From 1338-9, the English Channel naval campaign saw a series of raids on English towns, ships, and islands by the French navy, private raiders and even pirates.
Villages were burnt to the ground, with Portsmouth and Southhampton seeing significant damage, and areas of Essex and Kent also attacked. Many were killed or captured as slaves, often being left to the mercy of their attackers by the inefficient response of the government.
Jean Froissart described one such raid in his Chronicles:
‘The French landed in Sussex near the borders of Kent, in a fairly large town of fisherman and sailors called Rye. They pillaged and plundered it and burnt it completely. Then they returned to their ships and went down the Channel to the coast of Hampshire’
Further, as the paid professional armies heavily featured the peasantry, the working class became increasingly politicised during the war. Many were trained to use longbows or had relatives who left to fight, and the constant taxation to fund the war effort left many resentful. Further dissatisfaction with their government ensued, particularly in the south-east whose shores had seen much destruction.
4. The poll tax
Despite initial successes, by the 1370s England was suffering huge losses in the Hundred Years’ War, with the country’s financial situation in dire straits. Garrisons stationed in France costed an exorbitant amount to maintain each year, while disruptions in the wool trade only exacerbated this.
In 1377, a new poll tax was introduced at the request of John of Gaunt. The tax demanded payment from 60% of the country’s population, a far higher amount than previous taxes, and stipulated that every lay person over the age of 14 years had to pay a groat (4d) to the Crown.
A second poll tax was raised in 1379, by the new king Richard II who was just 12 years old, followed by a third in 1381 as the war worsened.
This final poll tax was triple the first at 12d per person over the age of 15, and many evaded it by refusing to register. Parliament duly established a team of interrogators to patrol the villages in the south east where dissent was highest, with the aim of uncovering those who refused to pay.
5. Growing dissent in both rural and urban communities
In the years leading up to the rising, widespread protest against the government was already occurring in both rural and urban centres. Particularly in the southern counties of Kent, Essex and Sussex, general dissent was surfacing surrounding the practice of serfdom.
Influenced by the preaching of John Ball, the ‘crack-brained priest of Kent’ as Froissart described him, much of the peasantry in the area began to acknowledge the unjust nature of their servitude and the unnaturalness of nobility. Ball would reportedly wait in the churchyards after Mass to preach to the villagers, famously asking:
‘When Adam delved and Eve span, who then was the gentleman?’
He encouraged people to take their qualms directly to the king, with word of the dissent soon reaching London.
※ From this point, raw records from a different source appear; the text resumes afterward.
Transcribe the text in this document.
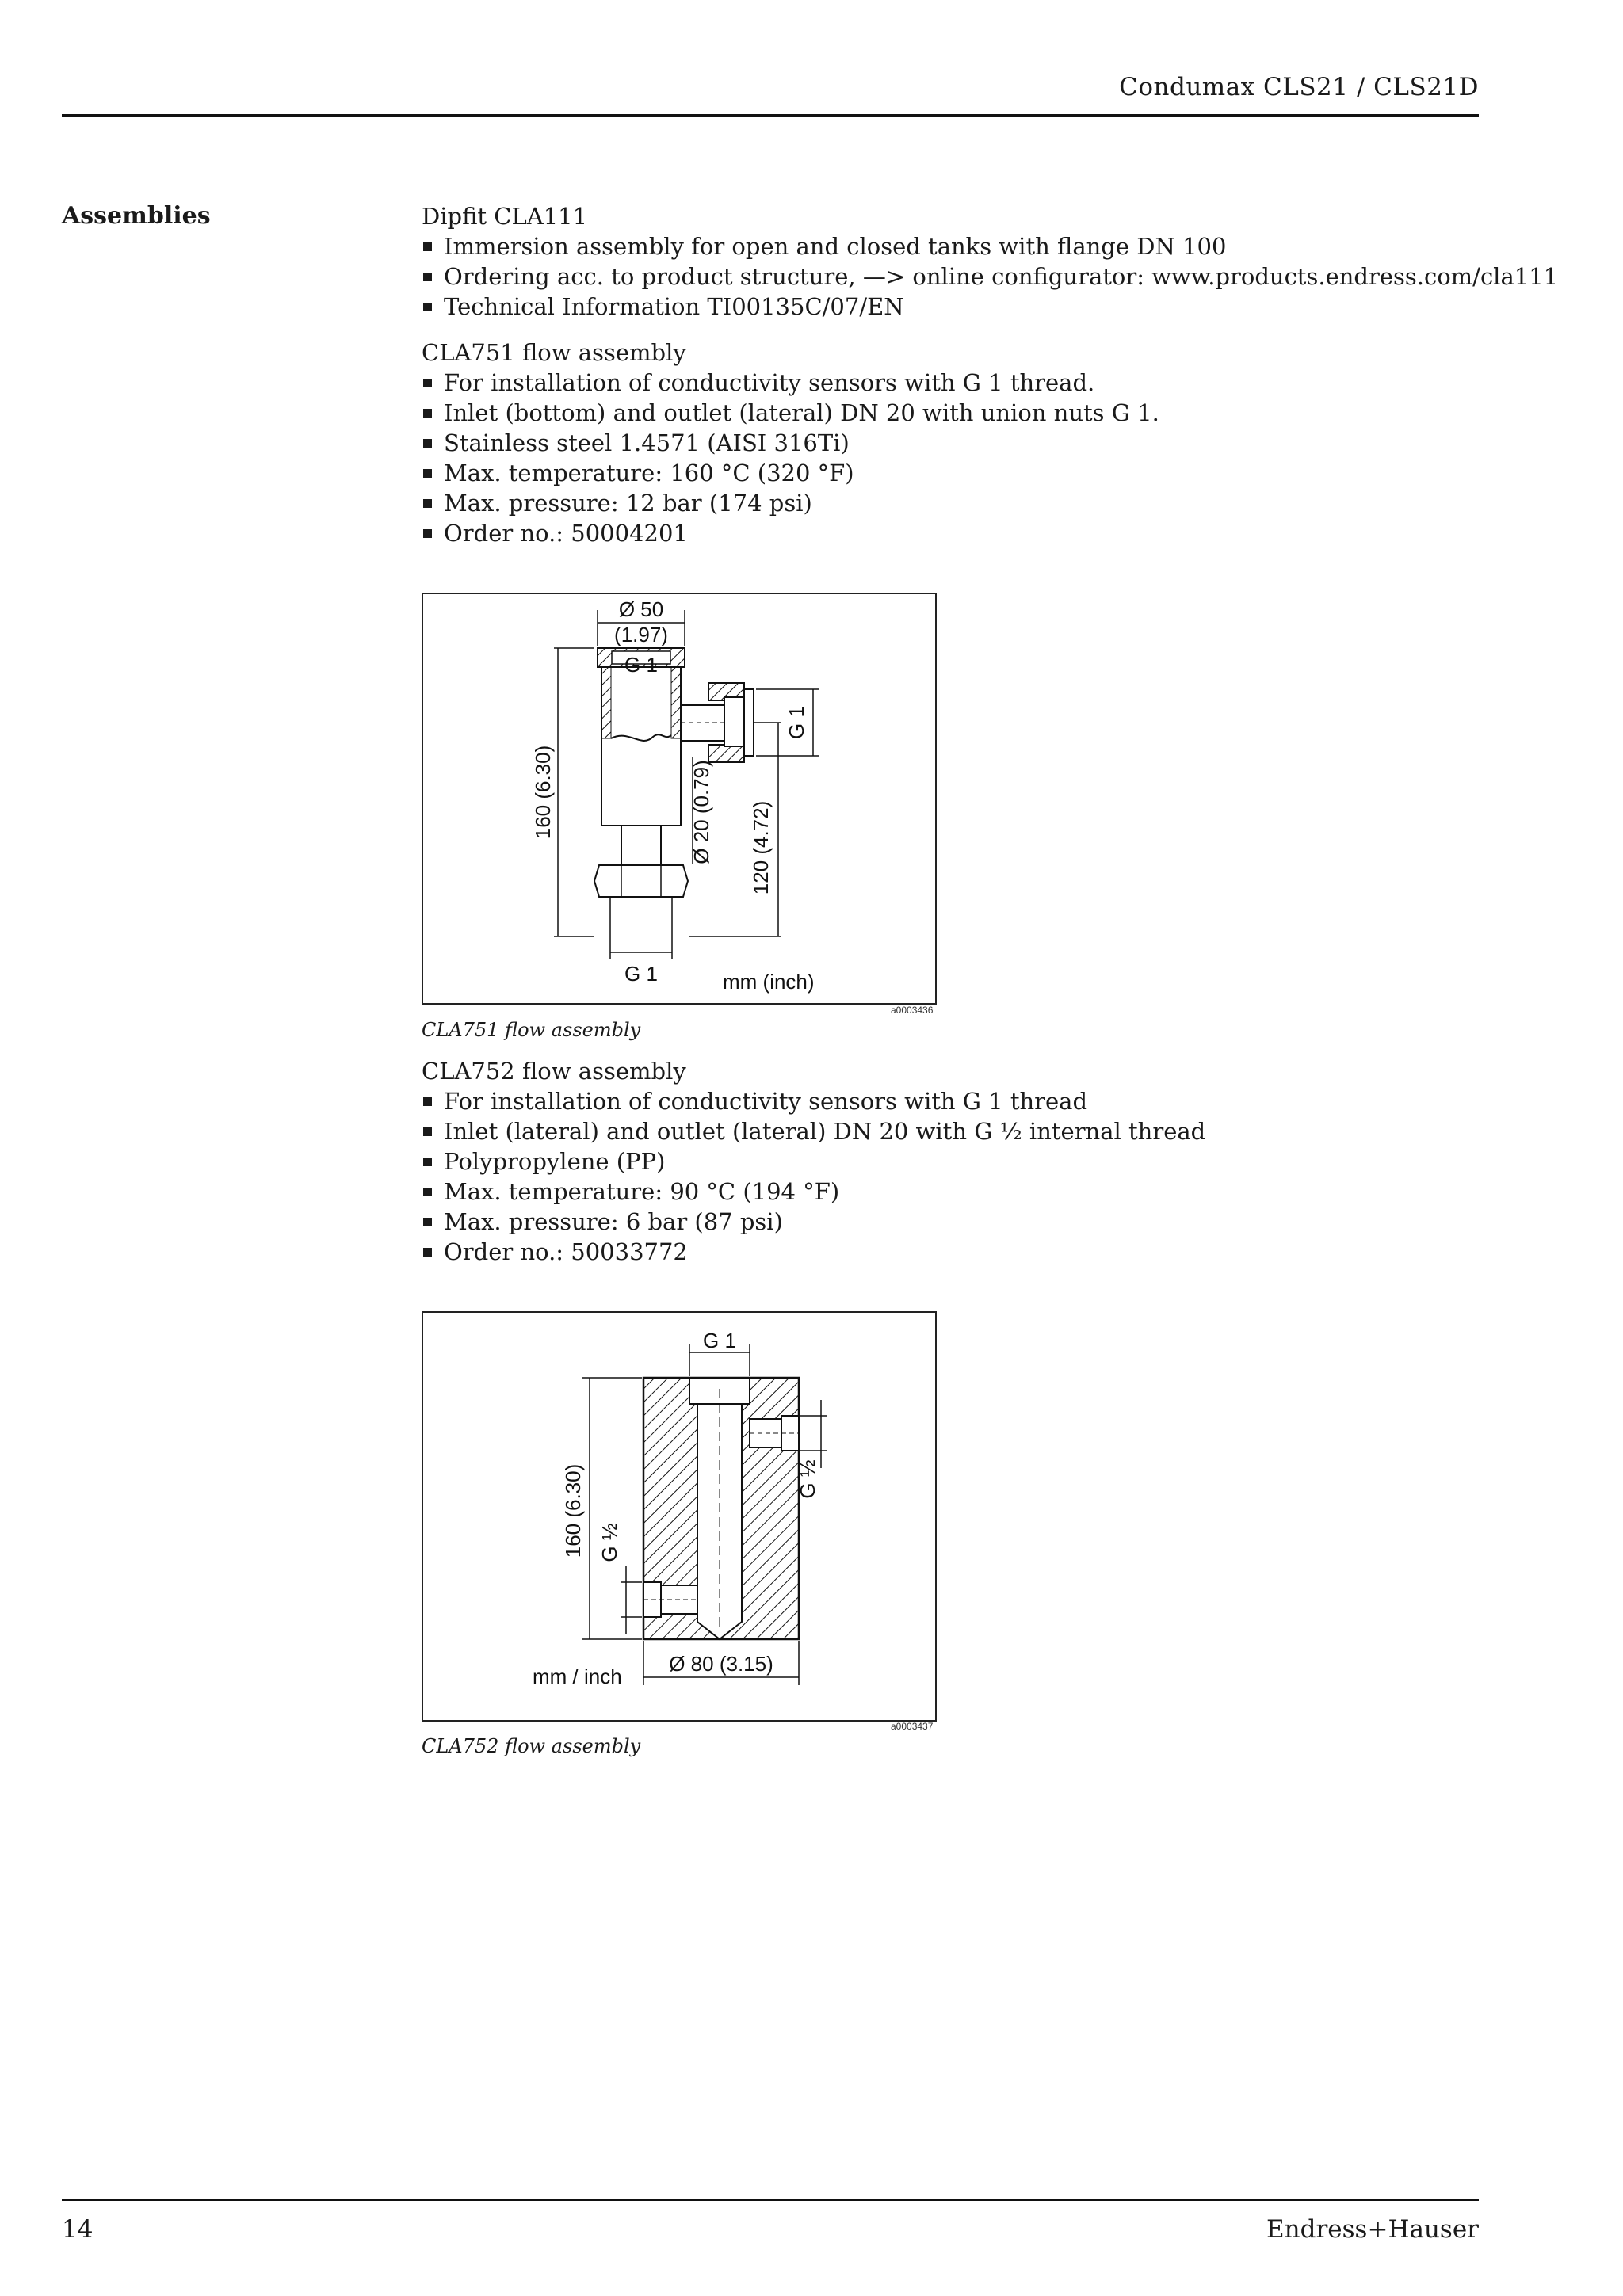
Condumax CLS21 / CLS21D
Assemblies	Dipfit CLA111

Immersion assembly for open and closed tanks with flange DN 100
Ordering acc. to product structure, —> online configurator: www.products.endress.com/cla111
Technical Information TI00135C/07/EN

CLA751 flow assembly

For installation of conductivity sensors with G 1 thread.
Inlet (bottom) and outlet (lateral) DN 20 with union nuts G 1.
Stainless steel 1.4571 (AISI 316Ti)
Max. temperature: 160 °C (320 °F)
Max. pressure: 12 bar (174 psi)
Order no.: 50004201
Ø 50
(1.97)
G 1
160 (6.30)	Ø 20 (0.79) 120 (4.72)
G 1
G 1	mm (inch)
a0003436
CLA751 flow assembly

CLA752 flow assembly

For installation of conductivity sensors with G 1 thread
Inlet (lateral) and outlet (lateral) DN 20 with G ½ internal thread
Polypropylene (PP)
Max. temperature: 90 °C (194 °F)
Max. pressure: 6 bar (87 psi)
Order no.: 50033772
G 1
G ½
160 (6.30) G ½
Ø 80 (3.15)
mm / inch
a0003437
CLA752 flow assembly
14	Endress+Hauser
Conditions in the city were no better, with the expansion of the royal legal system enraging residents and John of Gaunt a particularly hated figure. London soon sent word back to the neighbouring counties expressing their support in the insurrection.
The catalyst at last came in Essex on 30 May 1381, when John Hampden went to collect Fobbing’s unpaid poll tax, and was met with violence.
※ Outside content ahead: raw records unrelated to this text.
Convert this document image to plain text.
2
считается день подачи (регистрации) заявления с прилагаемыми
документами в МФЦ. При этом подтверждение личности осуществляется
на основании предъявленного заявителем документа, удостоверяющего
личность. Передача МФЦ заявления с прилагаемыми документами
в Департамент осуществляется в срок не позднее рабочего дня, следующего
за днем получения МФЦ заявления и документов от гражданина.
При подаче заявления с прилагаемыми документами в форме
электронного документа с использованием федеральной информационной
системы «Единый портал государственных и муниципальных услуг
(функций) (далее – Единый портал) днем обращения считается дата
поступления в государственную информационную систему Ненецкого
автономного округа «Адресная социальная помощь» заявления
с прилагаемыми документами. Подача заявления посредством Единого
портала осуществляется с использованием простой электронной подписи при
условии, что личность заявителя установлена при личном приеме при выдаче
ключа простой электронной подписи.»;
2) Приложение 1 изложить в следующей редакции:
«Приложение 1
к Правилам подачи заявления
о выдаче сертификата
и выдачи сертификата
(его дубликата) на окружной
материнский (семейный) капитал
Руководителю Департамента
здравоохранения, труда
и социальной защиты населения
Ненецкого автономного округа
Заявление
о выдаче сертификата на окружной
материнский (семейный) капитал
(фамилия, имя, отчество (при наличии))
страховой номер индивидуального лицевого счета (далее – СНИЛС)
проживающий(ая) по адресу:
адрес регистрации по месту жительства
Beaten down by years of servitude and government incompetency, the final poll tax and the harassment of their communities that followed was enough to push the peasantry of England into revolt.
With the south already poised for London, a mob of 60,000 headed for the capital, where just south of Greenwich John Ball reportedly addressed them:
‘I exhort you to consider that now the time is come, appointed to us by God, in which ye may (if ye will) cast off the yoke of bondage, and recover liberty.’
Though the revolt did not achieve its immediate aims, it is widely considered the first of a long line of protests by the English working class to demand equality and fair payment.